Criolla Grande (also known as Criolla and Criolla Grande Sanjuanina) is a red wine grape commonly found in Argentina. It is different from the Chilean wine grape Pais, also known as Criolla Chica, but ampelographers believe that both grapes share a common parent, and it is now listed as a crossing of Mission and Muscat of Alexandria. As of 2006, Criolla was the third most widely planted Argentine wine grape (22,500 hectares) after Cereza (30,000 hectares) and the more widely exported Malbec (24,400 hectares). It is primarily found in the Mendoza region. The grape has pink skin, which is thicker than in its Chilean cousin, Pais, and is used to produce deeply colored white wine. It is sometimes used to produce a light colored rosé. The grape is rarely exported outside of Argentina where it is used to produce massive quantities of box and jug wines.

==History==
The grape belong to the Criollas group of varieties. Along with Chile's Pais and the Mission grape of California, the grape is believed to be a descendant of the Spanish "common black grape" brought to Mexico in 1520 by the Spanish conquistador Hernán Cortés.
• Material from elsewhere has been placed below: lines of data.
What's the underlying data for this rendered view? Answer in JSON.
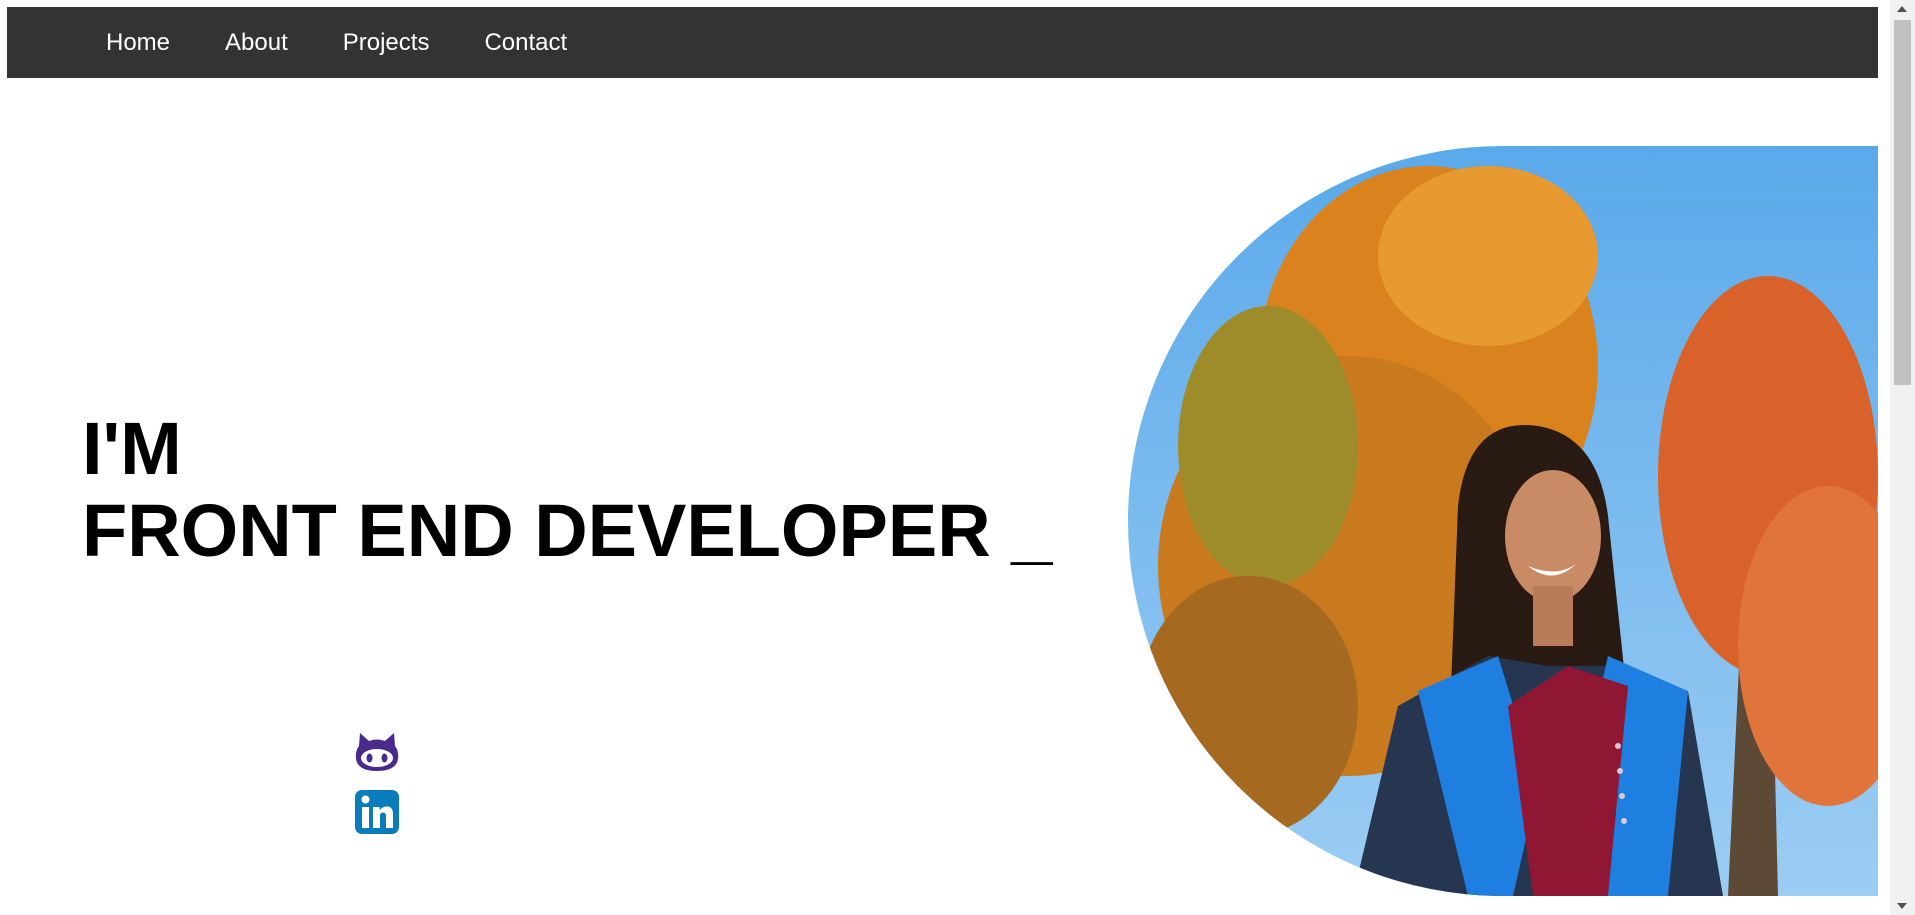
{
  "nav": {
    "items": [
      {
        "label": "Home"
      },
      {
        "label": "About"
      },
      {
        "label": "Projects"
      },
      {
        "label": "Contact"
      }
    ]
  },
  "hero": {
    "line1": "I'M",
    "line2": "FRONT END DEVELOPER _"
  },
  "social": {
    "github_icon": "github-octocat-icon",
    "linkedin_icon": "linkedin-icon"
  },
  "colors": {
    "nav_bg": "#333333",
    "nav_text": "#ffffff",
    "heading": "#000000",
    "github": "#4a2a8a",
    "linkedin": "#0a7bbb"
  }
}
Although it has previously been speculated that Criolla Grande as such was brought to the Americas, the presence of Mission in its pedigree makes it likely that the crossing resulting in Criolla Grande took place in America.

==Synonyms==
Criolla Grande is also known under the synonyms Criolla Grande Sanjuanina, Criolla San Juanino, Criolla Sanjuanina, Italia, Sanjuanina Rosada, and Uva Tierna.